Hintergrund: Multimedikation erhöht bei älteren Patient:innen das Risiko schwerwiegender unerwünschter Arzneimittelwirkungen und geriatrischer Syndrome. Das Absetzen von Psychopharmaka kann aufgrund von Absetzsymptomen schwierig sein. Optimale Absetzschemata können Absetzsymptome minimieren und daher die Patient:innen ermutigen, das Absetzen beizubehalten. Eine Übersicht über Ausschleichempfehlungen und häufige Absetzsymptome kann Hausärzt:innen dabei helfen, inadäquat verschriebene Psychopharmaka erfolgreich abzusetzen und die pharmakologische Belastung zu verringern.

Fragestellung: Welche Absetzschemata und Absetzsymptome werden für die in Hausarztpraxen in Deutschland am häufigsten verschriebenen, sedativ und anticholinerg wirkenden Psychopharmaka empfohlen bzw. beschrieben?

Methoden: Es wurde ein Rapid Review durchgeführt (Innov.-Fonds, Fkz: 01VSF21038): Die Datenbanken PubMed und Google scholar wurden nach evidenzbasierten Leitlinien und Empfehlungen zum Ausschleichen von sedativ und anticholinerg wirkenden Psychopharmaka unter Verwendung von Schlüsselwörtern (z. B. taper, withdrawal, antidepress*) und Medical Subject Headings (z. B. drug tapering, stubstance withdrawal syndrome, andtidepressive agents) durchsucht. Zwei Untersucherinnen waren an der Auswahl und Datenextraktion beteiligt und fassten die Daten nach Medikamentengruppen in einer narrativen Synthese zusammen.

Ergebnisse: Insgesamt wurden 53 Studien zu Absetzschemata für die Zielmedikamentengruppen und 67 Studien, die häufige Absetzsymptome beschreiben, einbezogen. Die Wahl des Schemas hängt von den Behandlungsindikationen, der Behandlungsdauer, der Gesamttagesdosis, der Verträglichkeit der Absetzsymptome und den Präferenzen der Patient:innen ab. Das hyperbolische Absetzen sedativ und anticholinerg wirkender Psychopharmaka (schrittweise Verringerung der täglichen Dosis, um eine lineare Verringerung der Rezeptorbesetzung zu erreichen) wird als physiologischer angesehen und verringert das Risiko von Absetzsymptomen.
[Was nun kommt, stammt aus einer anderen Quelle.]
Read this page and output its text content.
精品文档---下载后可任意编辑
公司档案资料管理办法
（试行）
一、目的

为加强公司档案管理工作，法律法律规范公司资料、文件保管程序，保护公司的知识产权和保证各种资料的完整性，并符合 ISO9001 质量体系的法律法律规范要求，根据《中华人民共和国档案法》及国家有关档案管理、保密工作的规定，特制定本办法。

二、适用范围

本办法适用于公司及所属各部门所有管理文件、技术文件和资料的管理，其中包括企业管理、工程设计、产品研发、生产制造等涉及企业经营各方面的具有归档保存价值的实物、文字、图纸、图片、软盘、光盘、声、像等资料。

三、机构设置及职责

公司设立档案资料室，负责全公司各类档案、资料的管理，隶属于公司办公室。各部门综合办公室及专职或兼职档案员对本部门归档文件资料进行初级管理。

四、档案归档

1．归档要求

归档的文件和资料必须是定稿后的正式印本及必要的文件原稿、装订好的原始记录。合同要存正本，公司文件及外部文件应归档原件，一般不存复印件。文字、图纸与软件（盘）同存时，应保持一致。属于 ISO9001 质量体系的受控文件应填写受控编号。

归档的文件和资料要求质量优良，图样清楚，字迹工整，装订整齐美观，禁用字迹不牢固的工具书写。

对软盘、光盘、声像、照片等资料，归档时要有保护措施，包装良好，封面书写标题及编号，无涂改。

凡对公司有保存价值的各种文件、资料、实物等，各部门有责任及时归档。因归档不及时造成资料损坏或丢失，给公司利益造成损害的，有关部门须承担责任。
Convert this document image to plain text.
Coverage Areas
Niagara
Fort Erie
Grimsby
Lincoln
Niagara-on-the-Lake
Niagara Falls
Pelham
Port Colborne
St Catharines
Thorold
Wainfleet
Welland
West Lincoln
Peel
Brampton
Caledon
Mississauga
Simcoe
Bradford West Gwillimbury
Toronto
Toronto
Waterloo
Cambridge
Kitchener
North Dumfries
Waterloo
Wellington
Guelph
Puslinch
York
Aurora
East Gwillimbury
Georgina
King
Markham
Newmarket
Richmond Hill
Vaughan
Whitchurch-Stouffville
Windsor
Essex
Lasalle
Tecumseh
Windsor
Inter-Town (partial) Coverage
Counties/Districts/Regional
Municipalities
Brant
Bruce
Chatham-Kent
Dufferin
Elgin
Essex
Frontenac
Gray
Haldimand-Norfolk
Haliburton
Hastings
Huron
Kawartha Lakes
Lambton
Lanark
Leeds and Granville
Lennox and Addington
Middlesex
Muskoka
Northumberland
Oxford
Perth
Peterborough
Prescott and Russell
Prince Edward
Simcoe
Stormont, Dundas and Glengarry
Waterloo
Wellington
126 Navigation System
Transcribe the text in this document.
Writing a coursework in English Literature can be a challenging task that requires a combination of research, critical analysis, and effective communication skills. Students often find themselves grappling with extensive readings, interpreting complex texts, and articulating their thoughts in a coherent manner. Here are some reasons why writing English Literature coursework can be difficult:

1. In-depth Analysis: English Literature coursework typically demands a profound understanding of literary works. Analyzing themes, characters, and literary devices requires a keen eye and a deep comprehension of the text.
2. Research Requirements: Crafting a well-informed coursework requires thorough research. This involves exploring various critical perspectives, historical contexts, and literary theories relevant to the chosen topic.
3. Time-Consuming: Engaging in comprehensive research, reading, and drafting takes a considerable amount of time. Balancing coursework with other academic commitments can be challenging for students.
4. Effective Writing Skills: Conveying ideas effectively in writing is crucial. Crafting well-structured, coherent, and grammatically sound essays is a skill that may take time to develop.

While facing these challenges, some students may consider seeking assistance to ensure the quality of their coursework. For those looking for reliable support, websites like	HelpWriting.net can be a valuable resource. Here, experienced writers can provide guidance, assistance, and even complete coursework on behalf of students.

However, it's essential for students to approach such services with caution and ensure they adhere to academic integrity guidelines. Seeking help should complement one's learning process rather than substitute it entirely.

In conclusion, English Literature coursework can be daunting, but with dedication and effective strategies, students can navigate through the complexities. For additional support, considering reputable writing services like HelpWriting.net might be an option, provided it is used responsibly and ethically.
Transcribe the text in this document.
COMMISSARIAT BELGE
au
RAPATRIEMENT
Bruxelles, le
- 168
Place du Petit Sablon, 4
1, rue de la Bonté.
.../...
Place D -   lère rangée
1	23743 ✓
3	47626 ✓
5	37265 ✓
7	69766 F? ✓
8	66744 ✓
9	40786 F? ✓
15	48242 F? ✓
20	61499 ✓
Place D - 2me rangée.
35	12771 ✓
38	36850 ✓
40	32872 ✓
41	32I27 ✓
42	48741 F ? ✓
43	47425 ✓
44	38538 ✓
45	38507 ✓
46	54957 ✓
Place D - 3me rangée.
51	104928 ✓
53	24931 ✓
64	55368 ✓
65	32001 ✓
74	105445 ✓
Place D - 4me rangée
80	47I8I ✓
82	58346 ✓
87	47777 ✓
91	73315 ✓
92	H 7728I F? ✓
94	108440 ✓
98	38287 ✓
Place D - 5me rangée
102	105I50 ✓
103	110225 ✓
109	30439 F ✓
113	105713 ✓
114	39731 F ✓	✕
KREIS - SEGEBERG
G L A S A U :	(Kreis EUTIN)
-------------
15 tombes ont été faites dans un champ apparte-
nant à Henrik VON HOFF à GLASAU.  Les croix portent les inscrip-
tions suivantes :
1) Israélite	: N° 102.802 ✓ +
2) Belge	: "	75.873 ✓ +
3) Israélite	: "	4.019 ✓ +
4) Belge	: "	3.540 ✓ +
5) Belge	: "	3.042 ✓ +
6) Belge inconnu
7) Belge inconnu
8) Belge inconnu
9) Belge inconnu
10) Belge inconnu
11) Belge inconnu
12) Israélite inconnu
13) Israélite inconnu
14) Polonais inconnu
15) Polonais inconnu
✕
Diskussion: Das Absetzen inadäquat verschriebener Psychopharmaka ist herausfordernd. Evidenzbasierte Absetzhilfen sollen Hausärzt:innen und Patient:innen bei ihrer gemeinsamen Entscheidungsfindung für einen individuell verträglichen Absetzprozess unterstützen.

Take Home Message für die Praxis: Das Absetzen inadäquat verschriebener Psychopharmaka bei älteren Patient:innen mit Multimorbidität und Polypharmazie ist notwendig, da Nebenwirkungen den Nutzen überwiegen können. Das hyperbolische Absetzen ist ein neuer Ansatz, der dazu beitragen kann, Absetzsymptome zu verringern und die Chancen für ein erfolgreiches Absetzen zu erhöhen.